Shoebox¶
The shoebox/ directory is your application’s writable “output box.” It holds runtime data, generated files, and system assets; separating them from your source code so you never accidentally commit cache, logs or migrations to version control.
Directory Structure¶
├── shoebox/
│ ├── cache/ # Cached responses, compiled templates, etc.
│ ├── logs/ # Framework-level logs (errors, access, metrics)
│ ├── metrics/ # Request counts, timing data for each route
│ ├── migrations/ # Generated migrations + JSON tracker file
│ ├── outsole/ # Static assets: API docs, Swagger UI, CSS/JS
│ └── views/ # Default error pages and fallback templates
cache/¶
Stores on-disk cache of GET responses (used by ShoeCacheKnots).
Speeds up repeat requests in development or low-traffic production.
You can clear it with php lace cache:clear or delete the folder.
logs/¶
Appends timestamped entries (404, 500, custom errors) via log_error().
Inspect shoebox/logs/lace.log when something goes wrong.
Rotate or archive periodically in production.
metrics/¶
Accumulates per-route hit counts, total duration, averages.
View via lace/metrics endpoint (see below).
Helps you spot slow or popular endpoints.
migrations/¶
Holds your migration PHP files plus migrations.json tracker.
Run php lace cobble create AddUsersTable.
Run php lace cobble run, it applies new migrations and updates the JSON file.
outsole/¶
Public-facing assets for documentation and UI:
docs/: Swagger UI JavaScript/CSS
openapi.json: generated OpenAPI spec (php lace route docs)
You link to them via shoe_asset(‘outsole/swagger-ui/swagger-ui.css’).
views/¶
Default HTML templates for errors (404, 500) and any core-provided pages.
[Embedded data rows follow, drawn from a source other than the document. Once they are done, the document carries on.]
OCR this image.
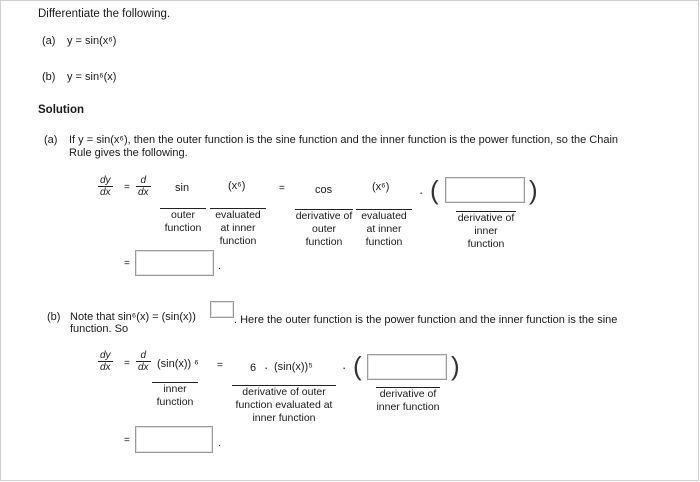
Differentiate the following.
(a) y = sin(x⁶)
(b) y = sin⁶(x)
Solution
(a) If y = sin(x⁶), then the outer function is the sine function and the inner function is the power function, so the Chain
Rule gives the following.
$\frac{dy}{dx} = \frac{d}{dx}$ sin	(x⁶)	=	cos	(x⁶) · (	)
outer function
evaluated at inner function
derivative of outer function
evaluated at inner function
derivative of inner function
=	.
(b) Note that sin⁶(x) = (sin(x))	. Here the outer function is the power function and the inner function is the sine
function. So
$\frac{dy}{dx} = \frac{d}{dx} (\sin(x)) ^6 = 6 \cdot (\sin(x))^5$ · (	)
inner function
derivative of outer function evaluated at inner function
derivative of inner function
=	.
You can override by placing weave/Views/errors/404.php in your app.
Out-of-the-Box Service Endpoints¶
LacePHP ships four convenient URL shortcuts under lace.json:
"endpoints": {
"docs": "lace/docs",
"health": "lace/health",
"dashboard": "lace/dashboard",
"metrics": "lace/metrics",
"guarded": false
}
lace/docs Interactive API documentation (Swagger UI) powered by shoebox/outsole.
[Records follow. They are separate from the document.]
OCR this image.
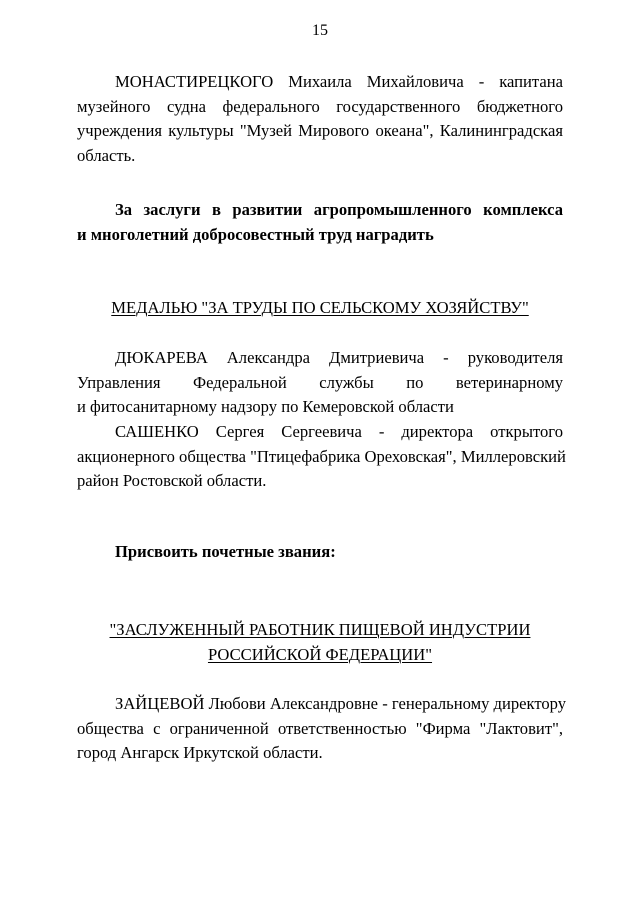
15
МОНАСТИРЕЦКОГО Михаила Михайловича - капитана
музейного судна федерального государственного бюджетного
учреждения культуры "Музей Мирового океана", Калининградская
область.
За заслуги в развитии агропромышленного комплекса
и многолетний добросовестный труд наградить
МЕДАЛЬЮ "ЗА ТРУДЫ ПО СЕЛЬСКОМУ ХОЗЯЙСТВУ"
ДЮКАРЕВА Александра Дмитриевича - руководителя
Управления Федеральной службы по ветеринарному
и фитосанитарному надзору по Кемеровской области
САШЕНКО Сергея Сергеевича - директора открытого
акционерного общества "Птицефабрика Ореховская", Миллеровский
район Ростовской области.
Присвоить почетные звания:
"ЗАСЛУЖЕННЫЙ РАБОТНИК ПИЩЕВОЙ ИНДУСТРИИ
РОССИЙСКОЙ ФЕДЕРАЦИИ"
ЗАЙЦЕВОЙ Любови Александровне - генеральному директору
общества с ограниченной ответственностью "Фирма "Лактовит",
город Ангарск Иркутской области.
lace/health Quick health check—verifies database, cache connectivity, required services.
lace/dashboard Displays PHP version, LacePHP version, links to user guide and settings.
lace/metrics Shows per-route hit counts, total and average durations from shoebox/metrics/.
Note
You should rename or guard these endpoints in production to avoid exposing internal info: 1. Change the paths in lace.json 2. Or wrap them in IP restrictions (see next section).
IP Restrictions (Whitelist / Blacklist)¶
LacePHP can automatically block or allow requests by IP, both globally and per-route. Configure in lace.json:
"ip": {
"whitelist": ["127.0.0.1","::1"],
"blacklist": [],
"routes": {
"/admin": { "whitelist": ["10.0.0.0/24"] },
"/public": { "blacklist": ["0.0.0.0/0"] }
}
}
Global - whitelist: only these IPs may access the app. - blacklist: these IPs are blocked outright.
Per-route overrides - Under “routes”, specify a sub-object keyed by path. - That path’s whitelist or blacklist takes precedence for matching IPs.
Warning
IP restrictions help secure admin or internal endpoints (e.g. lace/dashboard).
Always test CIDR ranges and localhost entries (127.0.0.1, ::1) before deploying.
Putting It All Together¶
Generate migrations → php lace cobble create CreatePostsTable
Run migrations → php lace cobble run
Serve docs → browse to /lace/docs (or your custom path)
Check health → GET /lace/health
Monitor metrics → GET /lace/metrics
Secure - Change lace.json endpoints to non-default values - Add IP whitelist for production
By leveraging the shoebox/ directory and built-in endpoints, you get a complete feedback loop—migrations, logging, performance metrics and docs—without extra setup.